Everything goes dark and Billy no longer can tell if this is a dream or if he really did die that way. It doesn’t last long before a sharp sting crosses his face, and he’s moving before he knows what he’s doing. His fingers have extended and wrapped around the handle of his trusty knife. He can’t see but something causes him to stay his hand, to go against his first instinct to thrust upwards with the blade extended. His reward from the darkness is a voice, the most wonderful sound he’s ever heard.

“Easy, chere.” He feels it now, Goody’s hand cradling his head as the other man leans over him. Billy can feel the other man’s weight on the bed, supporting himself by his elbow, as he lays next to him. “Easy, mon amour.”

The dark is still too strong or Billy’s eyes are taking too long to adjust, he isn’t sure, but he still can’t discern the differences in the shadows. He lets go of his knife and reaches forward once his arm is untangled from the blankets and reaches up. His fingers make contact with the top of Goody’s head and he slides down, past the man’s ear, and finds his cheek. Billy’s thumb brushes over Goodnight’s lips and the older man places a gentle caress to his skin. Billy exhales and lets himself relax back into the straw mattress.

His hand lingers on Goody’s cheek and the other man leans into the gesture as he shifts closer.
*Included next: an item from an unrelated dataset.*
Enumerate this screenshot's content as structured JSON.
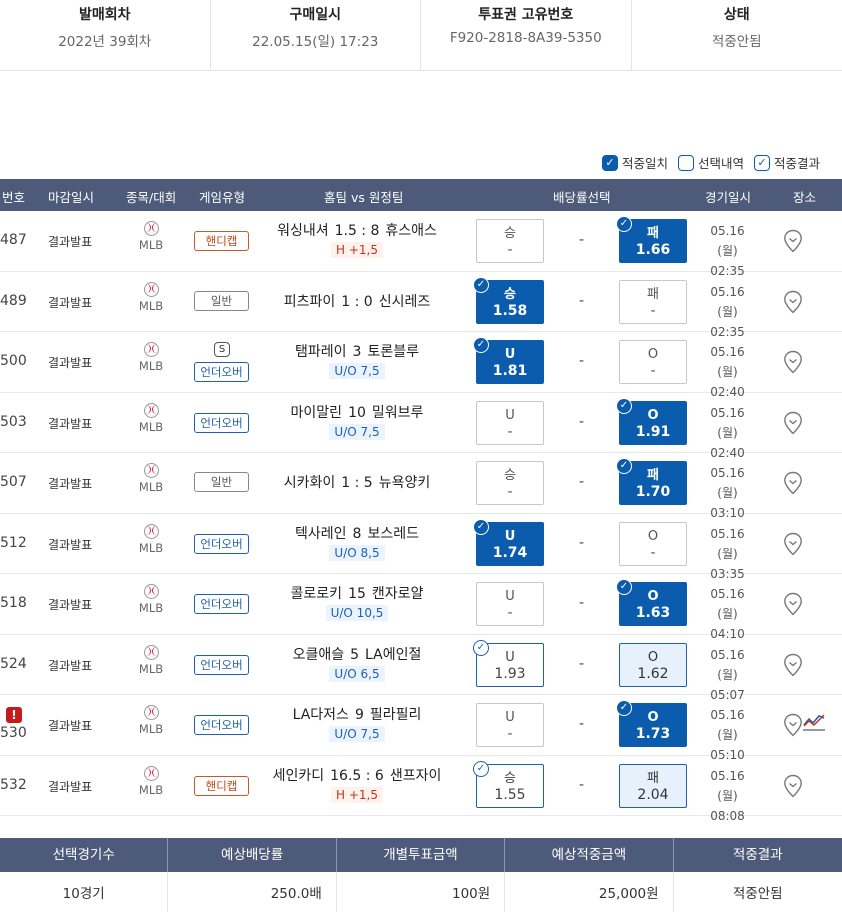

“Do you want to talk about it?”

Billy shakes his head and moves his hand to pull Goody closer. He kisses him instead, their lips finding their match in the darkness perfectly. Goodnight shifts to hold him close as he lays down next to him. Billy lets himself be pulled into the embrace and rests his head on Goody’s shoulder.

“Lay here awhile with me.” Goodnight’s voice murmurs into the quiet.

“Forever.” Billy promises. He isn’t sure, but he thinks he can feel Goodnight’s smile as the other man presses a kiss to his hair.